Ciro… Genç Ciro da, Alfa Romeo araba fabrikasına girerek hayatı anlamlaşıyor âşık olarak. Onun da hayatında güzel Franca (Alessandra Panaro) var şimdi. Simone, eski menajerini Morini’nin evine gidiyor, biraz para alabilmek için. Boks hayatı neredeyse bitmiş Simone için. Bu anda parçalı ışık düzenlemeleri yapmış Visconti. Daha kasvetli ve gerilimli bir atmosfer yaratılıyor. Morini, Lombardo’dan ilk geldiğinde Apollon’u gördüğünü söylüyor Simone’ye. Sonra yine iki polis Simone’yi arıyor. Ciro karakola gidiyor. Her şey kısırdöngü gibiydi sanki. Simone, Nadia’yı eve
getirmiş. Rosaria onun varlığından mutsuz. Nadia evi terk ediyor. Nadia, Simone’ye nefret dolu. Rocco’yla mutluluğunu engellediği için. Ya Simone’nin tutkusu? Onu da anlamak gerekiyor mu? Belki de Nadia’nın Rocco’nun hayatından çıkması Rocco için daha mı iyi olmuştu? Kader kendi planını mı yaşatıyordu trajediler sahnelerken? Ciro da Simone’den nefret ediyor ve ailesinden biri olarak görmüyor onu. Simone’nin Morini’ye 400 bin liret borcu varmış. Rocco bu borcu ödemeyi kabul ediyor geleceğini ipotek altına alarak. Simone barda serserilerden Nadia’nın kanal taraflarında fahişelik yaptığını öğrendiğinde trajediler de çoğalıyor.

Luca… Evin en küçüğüydü o. Simone dışında herkes Rocco’nun zaferini yemekle kutluyor. Rocco, köyünü özlüyor. Luca’nın köye geri döneceğini düşlüyor. Memleketlerinde, birisinin evi yapılırken, oradan geçen biri taş atarmış evin sağlam olması için. Bir kurban gerektiğine inanıldığı için. Ya şehirde? Sonra kapı zili çalıyor ve Simone her şeyi itiraf ediyor Rocco’ya. Ciro, Simone’yi ihbar ediyor, hayatlarından tümden çıkması için. Aile eskisi gibi güçlü olabilecek miydi? Hayat devam ediyordu.

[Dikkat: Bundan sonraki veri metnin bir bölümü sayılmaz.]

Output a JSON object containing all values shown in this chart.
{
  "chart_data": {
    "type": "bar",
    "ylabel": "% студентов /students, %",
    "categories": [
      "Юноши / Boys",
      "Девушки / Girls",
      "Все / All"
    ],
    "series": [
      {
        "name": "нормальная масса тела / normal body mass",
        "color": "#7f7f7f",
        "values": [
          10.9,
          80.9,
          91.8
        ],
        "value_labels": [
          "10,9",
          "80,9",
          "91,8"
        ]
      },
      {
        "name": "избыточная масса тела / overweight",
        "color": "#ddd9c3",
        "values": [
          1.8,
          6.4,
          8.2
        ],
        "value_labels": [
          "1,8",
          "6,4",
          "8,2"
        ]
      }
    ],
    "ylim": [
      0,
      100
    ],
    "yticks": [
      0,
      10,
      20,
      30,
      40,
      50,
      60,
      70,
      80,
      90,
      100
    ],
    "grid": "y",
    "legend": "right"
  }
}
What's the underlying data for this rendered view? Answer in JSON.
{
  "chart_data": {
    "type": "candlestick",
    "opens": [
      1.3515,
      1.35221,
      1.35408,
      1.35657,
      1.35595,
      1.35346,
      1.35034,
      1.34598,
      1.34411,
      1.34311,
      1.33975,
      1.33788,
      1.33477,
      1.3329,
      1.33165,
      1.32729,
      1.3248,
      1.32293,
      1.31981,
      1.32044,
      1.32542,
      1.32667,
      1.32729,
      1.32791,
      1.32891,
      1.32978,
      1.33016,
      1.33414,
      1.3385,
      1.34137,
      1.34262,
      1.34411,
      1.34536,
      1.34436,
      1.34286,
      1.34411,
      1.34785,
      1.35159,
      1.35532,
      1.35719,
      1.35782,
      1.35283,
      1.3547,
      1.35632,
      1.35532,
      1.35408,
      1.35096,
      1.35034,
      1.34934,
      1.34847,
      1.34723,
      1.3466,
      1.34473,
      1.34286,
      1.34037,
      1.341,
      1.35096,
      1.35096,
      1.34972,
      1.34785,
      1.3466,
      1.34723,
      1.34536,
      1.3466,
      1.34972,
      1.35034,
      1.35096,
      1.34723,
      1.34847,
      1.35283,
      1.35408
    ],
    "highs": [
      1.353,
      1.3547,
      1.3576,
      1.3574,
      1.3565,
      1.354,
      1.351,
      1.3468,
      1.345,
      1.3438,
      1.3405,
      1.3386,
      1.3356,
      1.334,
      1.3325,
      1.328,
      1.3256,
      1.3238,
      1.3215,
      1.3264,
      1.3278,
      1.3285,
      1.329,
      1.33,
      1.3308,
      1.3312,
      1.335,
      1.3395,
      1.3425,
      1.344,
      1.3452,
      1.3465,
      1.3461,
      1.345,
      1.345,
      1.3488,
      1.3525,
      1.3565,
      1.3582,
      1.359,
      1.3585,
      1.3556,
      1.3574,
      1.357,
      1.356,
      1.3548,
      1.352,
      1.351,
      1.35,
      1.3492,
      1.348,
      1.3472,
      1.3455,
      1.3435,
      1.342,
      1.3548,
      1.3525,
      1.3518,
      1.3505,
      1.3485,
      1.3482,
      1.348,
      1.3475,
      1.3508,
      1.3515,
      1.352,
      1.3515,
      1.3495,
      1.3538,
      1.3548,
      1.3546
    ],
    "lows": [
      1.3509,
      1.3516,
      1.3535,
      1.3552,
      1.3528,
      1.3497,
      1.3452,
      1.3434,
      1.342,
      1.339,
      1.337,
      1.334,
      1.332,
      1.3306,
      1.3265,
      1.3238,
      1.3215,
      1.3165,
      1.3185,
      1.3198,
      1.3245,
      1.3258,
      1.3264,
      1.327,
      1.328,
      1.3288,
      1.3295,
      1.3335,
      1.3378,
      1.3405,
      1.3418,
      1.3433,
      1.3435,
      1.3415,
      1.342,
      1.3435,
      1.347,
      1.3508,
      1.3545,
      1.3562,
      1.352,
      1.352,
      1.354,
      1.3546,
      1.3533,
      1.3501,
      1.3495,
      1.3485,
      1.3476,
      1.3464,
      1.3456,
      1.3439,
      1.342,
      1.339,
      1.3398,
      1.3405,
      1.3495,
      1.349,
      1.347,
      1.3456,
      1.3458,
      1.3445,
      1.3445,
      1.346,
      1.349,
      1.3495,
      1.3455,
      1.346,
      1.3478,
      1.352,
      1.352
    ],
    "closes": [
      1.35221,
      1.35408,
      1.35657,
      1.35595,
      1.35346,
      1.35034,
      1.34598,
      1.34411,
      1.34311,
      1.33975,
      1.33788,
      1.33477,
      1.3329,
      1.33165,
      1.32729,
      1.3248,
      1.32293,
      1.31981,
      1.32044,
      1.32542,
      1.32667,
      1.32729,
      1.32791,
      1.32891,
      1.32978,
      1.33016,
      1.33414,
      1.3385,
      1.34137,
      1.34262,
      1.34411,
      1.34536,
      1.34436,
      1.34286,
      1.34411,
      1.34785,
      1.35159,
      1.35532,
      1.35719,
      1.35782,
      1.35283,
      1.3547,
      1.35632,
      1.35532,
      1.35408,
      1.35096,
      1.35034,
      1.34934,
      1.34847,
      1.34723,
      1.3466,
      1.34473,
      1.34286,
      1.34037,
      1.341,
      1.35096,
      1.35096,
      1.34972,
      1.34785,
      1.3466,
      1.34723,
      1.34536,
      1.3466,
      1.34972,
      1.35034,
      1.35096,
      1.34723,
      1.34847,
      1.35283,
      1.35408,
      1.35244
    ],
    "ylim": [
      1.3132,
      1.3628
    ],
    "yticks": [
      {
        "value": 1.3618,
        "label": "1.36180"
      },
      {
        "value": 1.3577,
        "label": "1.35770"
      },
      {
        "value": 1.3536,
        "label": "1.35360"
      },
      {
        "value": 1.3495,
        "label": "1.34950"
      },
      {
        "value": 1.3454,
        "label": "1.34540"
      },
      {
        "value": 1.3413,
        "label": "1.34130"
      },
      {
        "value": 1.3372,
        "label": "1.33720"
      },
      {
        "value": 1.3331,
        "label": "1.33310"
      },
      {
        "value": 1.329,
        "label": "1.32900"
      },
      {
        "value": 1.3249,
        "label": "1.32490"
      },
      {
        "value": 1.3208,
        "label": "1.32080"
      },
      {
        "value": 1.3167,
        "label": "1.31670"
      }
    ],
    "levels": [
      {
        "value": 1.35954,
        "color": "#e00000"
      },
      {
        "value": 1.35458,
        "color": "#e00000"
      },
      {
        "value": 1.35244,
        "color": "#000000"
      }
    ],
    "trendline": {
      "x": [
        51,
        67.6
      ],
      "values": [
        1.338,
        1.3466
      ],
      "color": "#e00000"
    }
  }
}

Epilog, yani son sözde Luca’nın kederi sürüyor, Franca’yla mutluluğu yaşayan abisi Ciro’ya bakarken. İşçi sınıfının mutlu temsilcisi Ciro, Franca’yla gelecek için planlar yapabilirdi. Simone ne olacaktı? Hayat devam edecekti. Fabrikada, Ciro’nun yanından ayrılan Luca önünde apaçık duran yolda yürüyor. Abisi Rocco’nun duvardaki asılı afşini okşuyor.Belki de ileride köylerine dönecekti Luca. Sistemle uyumlu Ciro da Franca’yla mutlu ve yarından umutlu işine doğru yürürken. Bu film Venedik Film Festivali’nde “Gümüş Aslan” kazanmıştı. Aynı festivalde FIPRESCI Ödülü’nü de almıştı film.

Filmin Türkçe dublajı da muazzamdı. Alain Delon’un seslendirmesi bir an kulağınıza tuhaf gibi geliyor ama kısa bir zaman sonra kulağınız sese alışıyor. Bizde, önemli filmlere dublajlarda gerçekten önem veriliyor. Onlar da geleceğe kalmak istiyor.